RIAUMANDIRI.CO, JAKARTA - Komisi Pemberantasan Korupsi (KPK) mengatakan hak politik sebanyak 26 koruptor sudah dicabut. Hal itu dilakukan demi mencegah praktek korupsi selanjutnya.
"Mencegah praktik korupsi massal di DPR atau DPRD terjadi kembali, menurut KPK pembatasan hak narapidana korupsi untuk mencalonkan perlu dilakukan," kata Juru Bicara KPK Febri Diansyah, di KPK Jakarta, Selasa (18/9).
Selama ini, Febri mengaku KPK selalu menuntut pencabutan hak politik terhadap politikus.
"Waktu perbedaannya sesuai aturan di KUHP ada 26 orang yang pernah diproses KPK sejak tahun 2013-2017. Untuk perkara tahun 2018 masih dalam proses persidangan," terang dia.
Adapun 26 orang yang telah dicabut hak politiknya memiliki latar belakang yang berbeda. Mereka kebanyakan dari pejabat legislatif hingga eksekutif.
"Ada yang menjabat sebagai Ketua Umum dan pengurus Parpol, anggota DPR dan DPRD, kepala daerah serta jabatan lain yang memiliki resiko publik besar jika menjadi pemimpin politik," ujar Febri.
Febri mengatakan KPK sadar pencabutan hak politik beresiko besar dalam proses politik. Namun, pihaknya menilai penyalahgunaan wewenang sama dengan mencederai kepercayaan masyarakat.

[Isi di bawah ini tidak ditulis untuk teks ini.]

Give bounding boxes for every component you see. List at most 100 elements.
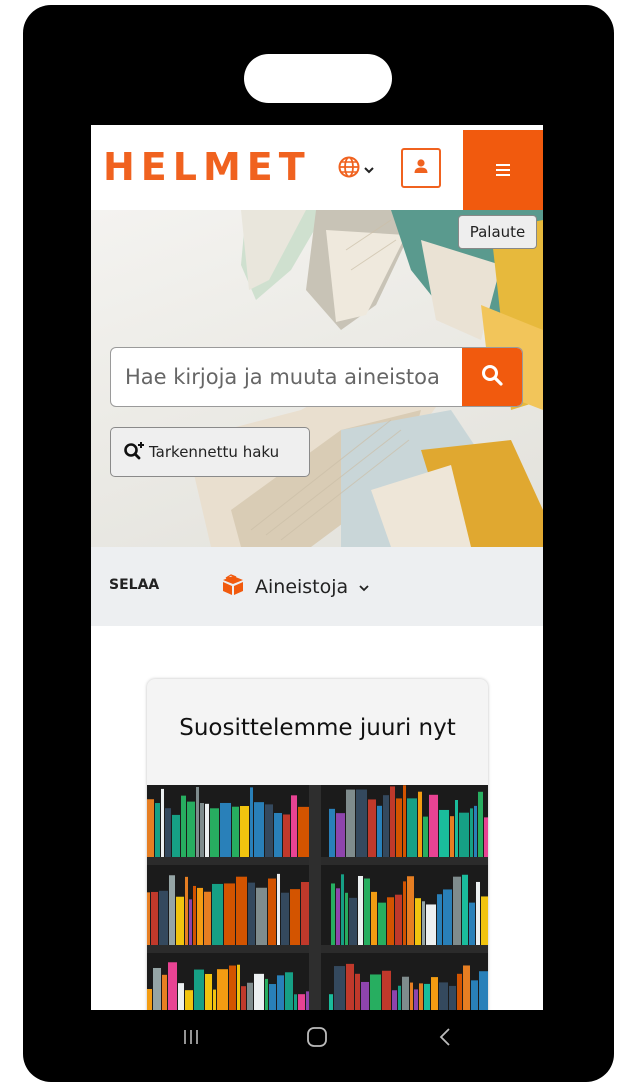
book-spine bbox=[470, 808, 473, 857]
home-button[interactable] bbox=[297, 1022, 337, 1056]
book-spine bbox=[484, 817, 488, 857]
book-spine bbox=[247, 982, 253, 1010]
book-spine bbox=[196, 786, 199, 857]
app-screen: HELMET Palaute Hae kirjoja ja muuta aine… bbox=[91, 125, 543, 1010]
book-spine bbox=[457, 973, 462, 1010]
book-spine bbox=[422, 901, 425, 945]
book-spine bbox=[237, 964, 240, 1010]
book-spine bbox=[459, 812, 469, 857]
book-spine bbox=[336, 888, 340, 945]
book-spine bbox=[205, 803, 209, 857]
user-account-button[interactable] bbox=[401, 148, 441, 188]
book-spine bbox=[471, 980, 478, 1010]
book-spine bbox=[387, 897, 394, 945]
book-spine bbox=[265, 978, 268, 1010]
book-spine bbox=[356, 789, 367, 857]
book-spine bbox=[358, 875, 363, 945]
book-spine bbox=[193, 885, 196, 945]
book-spine bbox=[383, 795, 389, 857]
book-spine bbox=[162, 974, 167, 1010]
browse-bar: SELAA Aineistoja bbox=[91, 547, 543, 626]
back-icon bbox=[438, 1027, 452, 1051]
book-spine bbox=[236, 876, 247, 945]
recent-apps-button[interactable] bbox=[171, 1022, 211, 1056]
book-spine bbox=[329, 994, 333, 1010]
box-icon bbox=[221, 573, 245, 601]
book-spine bbox=[147, 799, 154, 857]
book-spine bbox=[256, 887, 267, 945]
language-selector[interactable] bbox=[337, 155, 379, 183]
book-spine bbox=[407, 876, 414, 945]
book-spine bbox=[265, 804, 273, 857]
feedback-button[interactable]: Palaute bbox=[458, 215, 537, 249]
book-spine bbox=[469, 902, 475, 945]
advanced-search-button[interactable]: Tarkennettu haku bbox=[110, 427, 310, 477]
recommendation-card: Suosittelemme juuri nyt bbox=[147, 679, 488, 1010]
book-spine bbox=[200, 803, 204, 857]
bookshelf-image[interactable] bbox=[147, 785, 488, 1010]
book-spine bbox=[189, 899, 192, 945]
book-spine bbox=[439, 982, 448, 1010]
back-button[interactable] bbox=[425, 1022, 465, 1056]
book-spine bbox=[254, 802, 264, 857]
book-spine bbox=[277, 975, 284, 1010]
book-spine bbox=[378, 902, 386, 945]
book-spine bbox=[336, 813, 345, 857]
book-spine bbox=[187, 801, 195, 857]
book-spine bbox=[463, 965, 470, 1010]
book-spine bbox=[392, 990, 397, 1010]
book-spine bbox=[217, 969, 228, 1010]
book-spine bbox=[415, 898, 421, 945]
book-spine bbox=[453, 876, 461, 945]
book-spine bbox=[161, 788, 164, 857]
search-icon bbox=[481, 364, 503, 390]
recent-apps-icon bbox=[182, 1028, 200, 1050]
hero-banner: Palaute Tarken bbox=[91, 210, 543, 547]
book-spine bbox=[185, 876, 188, 945]
globe-icon bbox=[337, 155, 361, 183]
book-spine bbox=[250, 787, 253, 857]
book-spine bbox=[462, 874, 468, 945]
book-spine bbox=[172, 814, 180, 857]
book-spine bbox=[194, 969, 204, 1010]
book-spine bbox=[147, 988, 152, 1010]
book-spine bbox=[371, 891, 377, 945]
home-icon bbox=[306, 1026, 328, 1052]
book-spine bbox=[229, 965, 236, 1010]
book-spine bbox=[274, 812, 282, 857]
book-spine bbox=[147, 892, 150, 945]
book-spine bbox=[382, 970, 391, 1010]
book-spine bbox=[240, 806, 249, 857]
main-menu-button[interactable] bbox=[463, 130, 543, 210]
book-spine bbox=[213, 989, 216, 1010]
book-spine bbox=[346, 789, 355, 857]
helmet-logo[interactable]: HELMET bbox=[103, 145, 311, 189]
search-button[interactable] bbox=[462, 348, 522, 406]
book-spine bbox=[294, 994, 297, 1010]
book-spine bbox=[212, 883, 223, 945]
book-spine bbox=[168, 962, 177, 1010]
book-spine bbox=[176, 896, 184, 945]
book-spine bbox=[298, 806, 309, 857]
book-spine bbox=[248, 882, 255, 945]
book-spine bbox=[395, 894, 402, 945]
hamburger-menu-icon bbox=[496, 161, 510, 180]
book-spine bbox=[403, 881, 406, 945]
materials-dropdown[interactable]: Aineistoja bbox=[221, 571, 370, 603]
camera-notch bbox=[244, 54, 392, 103]
chevron-down-icon bbox=[358, 576, 370, 598]
book-spine bbox=[345, 892, 348, 945]
book-spine bbox=[479, 971, 488, 1010]
book-spine bbox=[178, 983, 184, 1010]
search-input[interactable] bbox=[111, 348, 463, 406]
book-spine bbox=[402, 976, 409, 1010]
book-spine bbox=[424, 983, 430, 1010]
book-spine bbox=[334, 966, 345, 1010]
book-spine bbox=[224, 883, 235, 945]
book-spine bbox=[403, 785, 406, 857]
book-spine bbox=[455, 799, 458, 857]
book-spine bbox=[290, 889, 300, 945]
book-spine bbox=[277, 873, 280, 945]
book-spine bbox=[291, 795, 297, 857]
book-spine bbox=[204, 891, 211, 945]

KPK juga berharap pencabutan hak politik bisa menjadi konsentrasi para penyelenggara peradilan. Terakhir KPK meminta agar ada pedoman khusus terkait pencabutan hak politik seseorang.

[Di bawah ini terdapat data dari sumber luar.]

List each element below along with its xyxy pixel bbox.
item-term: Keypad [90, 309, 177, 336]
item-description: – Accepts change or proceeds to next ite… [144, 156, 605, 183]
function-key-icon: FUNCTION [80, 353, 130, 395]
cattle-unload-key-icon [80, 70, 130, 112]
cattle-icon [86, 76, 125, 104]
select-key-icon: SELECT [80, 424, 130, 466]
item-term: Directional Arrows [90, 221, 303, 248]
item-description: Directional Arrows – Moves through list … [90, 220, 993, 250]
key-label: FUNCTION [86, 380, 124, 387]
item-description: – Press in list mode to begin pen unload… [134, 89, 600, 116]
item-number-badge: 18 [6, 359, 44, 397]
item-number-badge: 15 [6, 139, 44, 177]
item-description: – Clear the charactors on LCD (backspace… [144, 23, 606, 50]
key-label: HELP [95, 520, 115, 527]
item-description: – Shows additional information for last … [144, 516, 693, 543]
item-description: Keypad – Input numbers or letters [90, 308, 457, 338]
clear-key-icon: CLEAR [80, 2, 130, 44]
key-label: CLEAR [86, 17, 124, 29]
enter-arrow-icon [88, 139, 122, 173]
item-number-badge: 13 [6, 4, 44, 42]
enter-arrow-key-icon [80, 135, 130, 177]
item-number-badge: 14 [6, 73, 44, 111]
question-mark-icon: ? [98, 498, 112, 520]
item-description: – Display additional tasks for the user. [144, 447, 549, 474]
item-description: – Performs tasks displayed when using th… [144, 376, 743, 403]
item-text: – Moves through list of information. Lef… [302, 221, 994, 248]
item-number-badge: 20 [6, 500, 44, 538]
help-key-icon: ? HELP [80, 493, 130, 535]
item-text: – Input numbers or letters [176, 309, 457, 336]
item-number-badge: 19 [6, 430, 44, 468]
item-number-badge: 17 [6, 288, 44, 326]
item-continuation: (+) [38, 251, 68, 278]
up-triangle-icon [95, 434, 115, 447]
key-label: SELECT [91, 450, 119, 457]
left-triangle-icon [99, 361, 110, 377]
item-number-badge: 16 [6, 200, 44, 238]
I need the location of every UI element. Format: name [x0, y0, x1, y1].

"Jika memungkinkan dijadikan standar dan pembahasan di Mahkamah Agung agar menjadi pedoman bagi seluruh pengadilan Tipikor," tutup Febri.
Sebelumnya Mahkamah Agung telah membatalkan Pasal 4 ayat (3), Pasal 7 huruf g Peraturan Komisi Pemilihan Umum (PKPU) Nomor 20 Tahun 2018 tentang Pencalonan Anggota DPR dan DPRD Kabupaten/kota dan Pasal 60 huruf j Peraturan KPU Nomor 26 Tahun 2018 tentang Pencalonan Anggota DPD.
Dengan adanya putusan tersebut, maka mantan narapidana kasus korupsi diperbolehkan untuk mendaftarkan diri sebagai calon legislatif. Dalam pertimbangannya, MA menilai aturan tersebut bertentangan dengan UU Nomor 7 tahun 2017 tentang Pemilihan Umum.
Diketahui, pencabutan hak politik dalam kasus mulai marak sejak dikenakan pada mantan Kepala Korps Lalu Lintas Polri Djoko Susilo. Setelah itu, di antaranya, ada nama mantan Ketua MK Akil Mochtar, mantan Presiden PKS Luthfi Hasan Ishaaq, dan eks Gubernur Banten Ratu Atut Chosiyah.